Ricardo Fabris, ex-vice-prefeito e autor de um dos pedidos de cassação:
"É uma vergonha para Caxias do Sul. A Câmara Municipal faz isso para proteger seus interesses corporativos e esquece que ela representa Caxias do Sul, como bem falou a vereadora Marisol(Santos). Fantinel é um vereador que faz e fez comentários dessa natureza, preconceituosos de todo tipo, inúmeras vezes. Sofreu denúncias, inclusive, na Comissão de Ética.
As desculpas que ele dá, que é a mesma justificativa que os nove vereadores que votaram a favor dele utilizaram, são sempre as mesmas. 'A fala foi tirada de contexto', 'fiz uma declaração infeliz', 'não quis ofender'. O Judiciário, que ultimamente parece ser o único poder que funciona nesse país, vai cassar e mostrar que a Câmara de Caxias do Sul estava errada."
Alceu Barbosa Velho, ex-prefeito de Caxias do Sul:
"Democraticamente, tudo foi feito correto. A Câmara decidiu, está decidido. Eu, particularmente, não concordo. Acho que fica arranhada a imagem de Caxias do Sul, esta é a questão mais sensível."
À coluna Mirante, do Jornal Pioneiro, Alceu também comentou sobre o retorno do vereador licenciado Ricardo Daneluz (sem partido) à Câmara para votar em favor do vereador Fantinel. Ele entendeu o ato como uma "manobra" do prefeito Adiló.
— O vereador Daneluz é um secretário do primeiro escalão do prefeito Adiló. Quem fez essa manobra de devolver o Daneluz à Câmara foi o prefeito, ele que manda. Com isso, o prefeito Adiló, como disse outrora o vereador Fantinel, está comprometido com a defesa do Fantinel. Não há nenhuma dúvida. O prefeito Adiló, com esse gesto, puxou para si a defesa do vereador Fantinel. Tem suas razões para isso. O Fantinel pediu ajuda para o prefeito e o prefeito agora o está ajudando. Ele que beije nos pés do prefeito Adiló — declarou.
A reportagem não conseguiu contato com o ex-vereador Edson Néspolo, que foi uma das testemunhas de defesa durante o processo que investigou Sandro Fantinel na Câmara.
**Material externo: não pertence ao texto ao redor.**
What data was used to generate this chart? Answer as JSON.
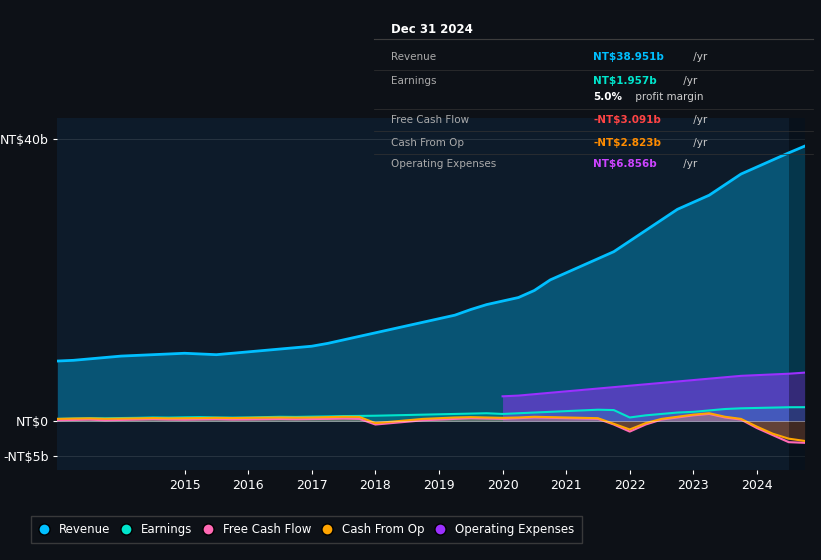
{
  "background_color": "#0d1117",
  "plot_bg_color": "#0d1b2a",
  "title_box": {
    "date": "Dec 31 2024",
    "rows": [
      {
        "label": "Revenue",
        "value": "NT$38.951b",
        "suffix": " /yr",
        "value_color": "#00bfff"
      },
      {
        "label": "Earnings",
        "value": "NT$1.957b",
        "suffix": " /yr",
        "value_color": "#00e5cc"
      },
      {
        "label": "",
        "value": "5.0%",
        "suffix": " profit margin",
        "value_color": "#ffffff"
      },
      {
        "label": "Free Cash Flow",
        "value": "-NT$3.091b",
        "suffix": " /yr",
        "value_color": "#ff4444"
      },
      {
        "label": "Cash From Op",
        "value": "-NT$2.823b",
        "suffix": " /yr",
        "value_color": "#ff8c00"
      },
      {
        "label": "Operating Expenses",
        "value": "NT$6.856b",
        "suffix": " /yr",
        "value_color": "#cc44ff"
      }
    ]
  },
  "x_years": [
    2013.0,
    2013.25,
    2013.5,
    2013.75,
    2014.0,
    2014.25,
    2014.5,
    2014.75,
    2015.0,
    2015.25,
    2015.5,
    2015.75,
    2016.0,
    2016.25,
    2016.5,
    2016.75,
    2017.0,
    2017.25,
    2017.5,
    2017.75,
    2018.0,
    2018.25,
    2018.5,
    2018.75,
    2019.0,
    2019.25,
    2019.5,
    2019.75,
    2020.0,
    2020.25,
    2020.5,
    2020.75,
    2021.0,
    2021.25,
    2021.5,
    2021.75,
    2022.0,
    2022.25,
    2022.5,
    2022.75,
    2023.0,
    2023.25,
    2023.5,
    2023.75,
    2024.0,
    2024.25,
    2024.5,
    2024.75
  ],
  "revenue": [
    8.5,
    8.6,
    8.8,
    9.0,
    9.2,
    9.3,
    9.4,
    9.5,
    9.6,
    9.5,
    9.4,
    9.6,
    9.8,
    10.0,
    10.2,
    10.4,
    10.6,
    11.0,
    11.5,
    12.0,
    12.5,
    13.0,
    13.5,
    14.0,
    14.5,
    15.0,
    15.8,
    16.5,
    17.0,
    17.5,
    18.5,
    20.0,
    21.0,
    22.0,
    23.0,
    24.0,
    25.5,
    27.0,
    28.5,
    30.0,
    31.0,
    32.0,
    33.5,
    35.0,
    36.0,
    37.0,
    38.0,
    38.951
  ],
  "earnings": [
    0.3,
    0.35,
    0.4,
    0.38,
    0.42,
    0.45,
    0.5,
    0.48,
    0.52,
    0.55,
    0.5,
    0.48,
    0.5,
    0.55,
    0.6,
    0.58,
    0.62,
    0.65,
    0.7,
    0.72,
    0.75,
    0.8,
    0.85,
    0.9,
    0.95,
    1.0,
    1.05,
    1.1,
    1.0,
    1.1,
    1.2,
    1.3,
    1.4,
    1.5,
    1.6,
    1.55,
    0.5,
    0.8,
    1.0,
    1.2,
    1.3,
    1.5,
    1.7,
    1.8,
    1.85,
    1.9,
    1.95,
    1.957
  ],
  "free_cash_flow": [
    0.1,
    0.15,
    0.2,
    0.1,
    0.15,
    0.2,
    0.25,
    0.2,
    0.18,
    0.22,
    0.25,
    0.2,
    0.22,
    0.25,
    0.28,
    0.25,
    0.28,
    0.3,
    0.35,
    0.3,
    -0.5,
    -0.3,
    -0.1,
    0.1,
    0.2,
    0.3,
    0.4,
    0.35,
    0.3,
    0.4,
    0.5,
    0.45,
    0.4,
    0.35,
    0.3,
    -0.5,
    -1.5,
    -0.5,
    0.2,
    0.5,
    0.8,
    1.0,
    0.5,
    0.2,
    -1.0,
    -2.0,
    -3.0,
    -3.091
  ],
  "cash_from_op": [
    0.3,
    0.35,
    0.38,
    0.32,
    0.35,
    0.38,
    0.42,
    0.38,
    0.4,
    0.42,
    0.45,
    0.42,
    0.45,
    0.48,
    0.5,
    0.48,
    0.5,
    0.55,
    0.6,
    0.58,
    -0.3,
    -0.1,
    0.1,
    0.3,
    0.4,
    0.5,
    0.55,
    0.5,
    0.45,
    0.5,
    0.6,
    0.55,
    0.5,
    0.45,
    0.4,
    -0.4,
    -1.2,
    -0.3,
    0.3,
    0.6,
    0.9,
    1.1,
    0.6,
    0.3,
    -0.8,
    -1.8,
    -2.5,
    -2.823
  ],
  "op_expenses": [
    null,
    null,
    null,
    null,
    null,
    null,
    null,
    null,
    null,
    null,
    null,
    null,
    null,
    null,
    null,
    null,
    null,
    null,
    null,
    null,
    null,
    null,
    null,
    null,
    null,
    null,
    null,
    null,
    3.5,
    3.6,
    3.8,
    4.0,
    4.2,
    4.4,
    4.6,
    4.8,
    5.0,
    5.2,
    5.4,
    5.6,
    5.8,
    6.0,
    6.2,
    6.4,
    6.5,
    6.6,
    6.7,
    6.856
  ],
  "colors": {
    "revenue": "#00bfff",
    "earnings": "#00e5cc",
    "free_cash_flow": "#ff69b4",
    "cash_from_op": "#ffa500",
    "op_expenses": "#9b30ff"
  },
  "ylim": [
    -7,
    43
  ],
  "yticks": [
    -5,
    0,
    40
  ],
  "ytick_labels": [
    "-NT$5b",
    "NT$0",
    "NT$40b"
  ],
  "xtick_years": [
    2015,
    2016,
    2017,
    2018,
    2019,
    2020,
    2021,
    2022,
    2023,
    2024
  ],
  "legend_labels": [
    "Revenue",
    "Earnings",
    "Free Cash Flow",
    "Cash From Op",
    "Operating Expenses"
  ],
  "legend_colors": [
    "#00bfff",
    "#00e5cc",
    "#ff69b4",
    "#ffa500",
    "#9b30ff"
  ]
}
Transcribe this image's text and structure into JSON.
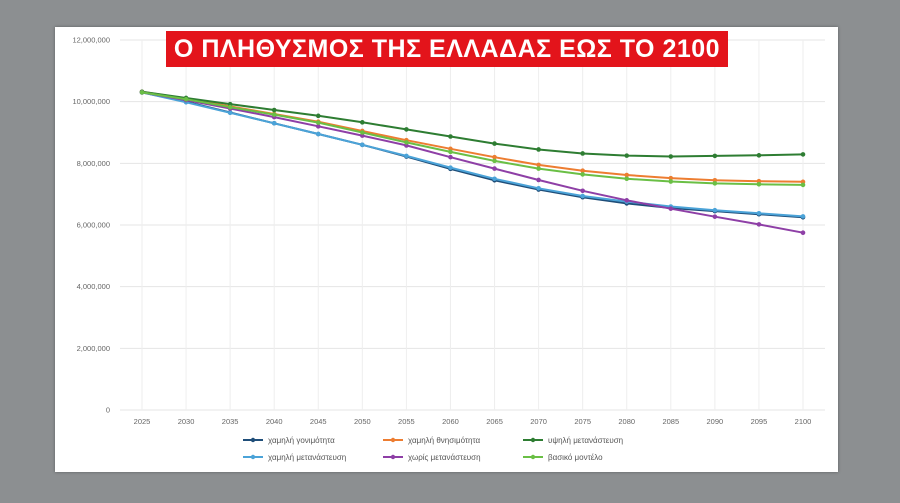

Defensorias Públicas do Rio Grande do Sul e da Bahia, que protocolaram um dos pedidos de cassação, em nota
"Se, por um lado, conforta-nos saber que a maioria daquela Casa ainda preza pelos princípios republicanos que fundam a democracia brasileira, dentre eles, os da pluralidade e da justiça social, razão de ser da própria Defensoria Pública, por outro lado, surpreende-nos que a falta de decoro do vereador Sandro Fantinel ainda encontre acolhida por parte significativa daquele parlamento municipal. Essa votação só deixa claro que ainda há muito o que ser feito para alcançarmos um Brasil de todos, independente de credo, cor, orientação de gênero e origem.
Nesse sentido, trabalham as Defensorias Públicas a questão em debate, ainda sendo objeto de análise para futuro julgamento pelo Judiciário em diversos âmbitos. Em todo caso, a semente está plantada: abusos já não pertencem à ordem do normal e serão combatidos pelas Defensorias, sempre em nome dos princípios regentes do nosso Estado Democrático de Direito."